This 5-day course will introduce students to the R statistical programming environment. The main learning objective of the course is to give students a basic skill set and familiarity with several of the most used packages in the biological sciences. It is intended primarily for users who have no experience in R, or who have performed a few basic functions but wish to develop their skills. This course is not aimed at students with extensive experience in R and it will not cover the theory behind the analyses implemented.
The typical day of the course will include step-by-step examination of pre-worked code examples as well as hands-on live-coding, so that students develop their skills through interacting with R directly. Students will learn to read in data, conduct common analyses, and produce publication-quality plots and reports. The students will also work independently on conducting analyses in order to produce a final project using available data provided by the course organisers.
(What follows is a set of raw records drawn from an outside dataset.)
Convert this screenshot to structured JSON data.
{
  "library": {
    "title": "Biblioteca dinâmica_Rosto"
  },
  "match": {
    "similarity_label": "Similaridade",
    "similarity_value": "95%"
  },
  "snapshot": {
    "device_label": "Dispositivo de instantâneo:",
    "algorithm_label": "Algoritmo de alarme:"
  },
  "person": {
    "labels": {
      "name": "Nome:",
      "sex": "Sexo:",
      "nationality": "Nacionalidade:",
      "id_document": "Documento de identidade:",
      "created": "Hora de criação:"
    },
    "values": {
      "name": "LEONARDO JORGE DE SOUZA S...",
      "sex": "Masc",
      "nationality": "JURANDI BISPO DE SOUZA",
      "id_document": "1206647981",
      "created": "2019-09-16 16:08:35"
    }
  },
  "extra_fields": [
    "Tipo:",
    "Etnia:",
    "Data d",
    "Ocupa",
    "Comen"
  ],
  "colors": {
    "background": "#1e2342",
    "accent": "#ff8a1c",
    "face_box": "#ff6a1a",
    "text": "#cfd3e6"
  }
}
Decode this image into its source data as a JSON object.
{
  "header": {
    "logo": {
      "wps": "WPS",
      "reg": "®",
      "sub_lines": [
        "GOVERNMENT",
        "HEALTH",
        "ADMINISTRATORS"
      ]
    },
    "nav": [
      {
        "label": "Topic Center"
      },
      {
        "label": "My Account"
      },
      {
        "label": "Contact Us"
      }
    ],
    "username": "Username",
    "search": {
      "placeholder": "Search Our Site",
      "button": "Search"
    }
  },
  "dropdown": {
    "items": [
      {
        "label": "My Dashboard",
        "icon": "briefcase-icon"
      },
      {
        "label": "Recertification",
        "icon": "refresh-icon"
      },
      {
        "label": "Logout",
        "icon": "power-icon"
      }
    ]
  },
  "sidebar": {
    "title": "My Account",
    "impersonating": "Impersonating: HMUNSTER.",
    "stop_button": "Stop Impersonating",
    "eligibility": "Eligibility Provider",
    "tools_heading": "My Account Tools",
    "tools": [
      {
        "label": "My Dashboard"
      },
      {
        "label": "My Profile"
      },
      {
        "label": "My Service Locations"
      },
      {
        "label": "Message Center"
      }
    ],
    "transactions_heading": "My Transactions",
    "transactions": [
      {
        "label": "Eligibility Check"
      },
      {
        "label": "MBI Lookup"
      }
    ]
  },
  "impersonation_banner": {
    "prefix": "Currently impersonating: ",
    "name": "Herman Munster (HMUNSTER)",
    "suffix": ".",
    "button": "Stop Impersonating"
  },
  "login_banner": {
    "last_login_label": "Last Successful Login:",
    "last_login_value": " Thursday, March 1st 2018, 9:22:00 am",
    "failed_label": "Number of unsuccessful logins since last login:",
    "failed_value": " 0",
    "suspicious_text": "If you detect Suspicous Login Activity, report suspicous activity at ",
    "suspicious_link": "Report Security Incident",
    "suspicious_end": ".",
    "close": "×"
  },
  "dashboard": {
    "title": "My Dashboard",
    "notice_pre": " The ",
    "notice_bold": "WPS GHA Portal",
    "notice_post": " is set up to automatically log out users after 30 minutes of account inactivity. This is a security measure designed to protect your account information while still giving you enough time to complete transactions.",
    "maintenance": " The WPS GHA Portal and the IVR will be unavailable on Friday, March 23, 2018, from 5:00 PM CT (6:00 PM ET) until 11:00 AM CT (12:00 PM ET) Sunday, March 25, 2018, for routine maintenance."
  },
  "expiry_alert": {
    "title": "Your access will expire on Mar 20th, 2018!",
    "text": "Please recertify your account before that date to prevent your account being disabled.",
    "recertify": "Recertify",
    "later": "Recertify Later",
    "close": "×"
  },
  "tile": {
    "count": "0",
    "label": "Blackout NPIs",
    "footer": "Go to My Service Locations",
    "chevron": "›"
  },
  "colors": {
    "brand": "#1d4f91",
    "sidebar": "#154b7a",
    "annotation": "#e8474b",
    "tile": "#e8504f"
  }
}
It is intended primarily for users who have no experience in R, or who have performed a few basic functions but wish to develop their skills. This course is not aimed at students with extensive experience in R and it will not cover the theory behind the analyses implemented.
All participants must bring their own personal laptop.
Monday, July 17th, 2017. Intro to R.
- Introduction to the R statistical programming environment.
- Introduction to R Studio.
- Interacting with the console.
- Working with variables.
- Basic plots using qplot.
- Reading data files.
- Writing data files.
- Working with tables, data frames, and lists.
Tuesday, July 18th, 2017. Improving workflow and organization.
- Commenting your code.
- Control flow.
- What to do when your code isn’t working.
Wednesday, July 19th, 2017. Taking R to the next level.
- R packages.
- Project organization.
- Version control.
- R Markdown.
Thursday, July 20th, 2017. Making it pretty.
- Introduction to ggplot2.
- What’s in a ggplot object.
- Basic plot types.
- Customizing your plot.
- Creating and using themes.
- Using extensions.
Friday, July 21st, 2017. Problem solving / final project.
- T-test and linear models.
- Looking for help online.
- Bringing it all together in a final project.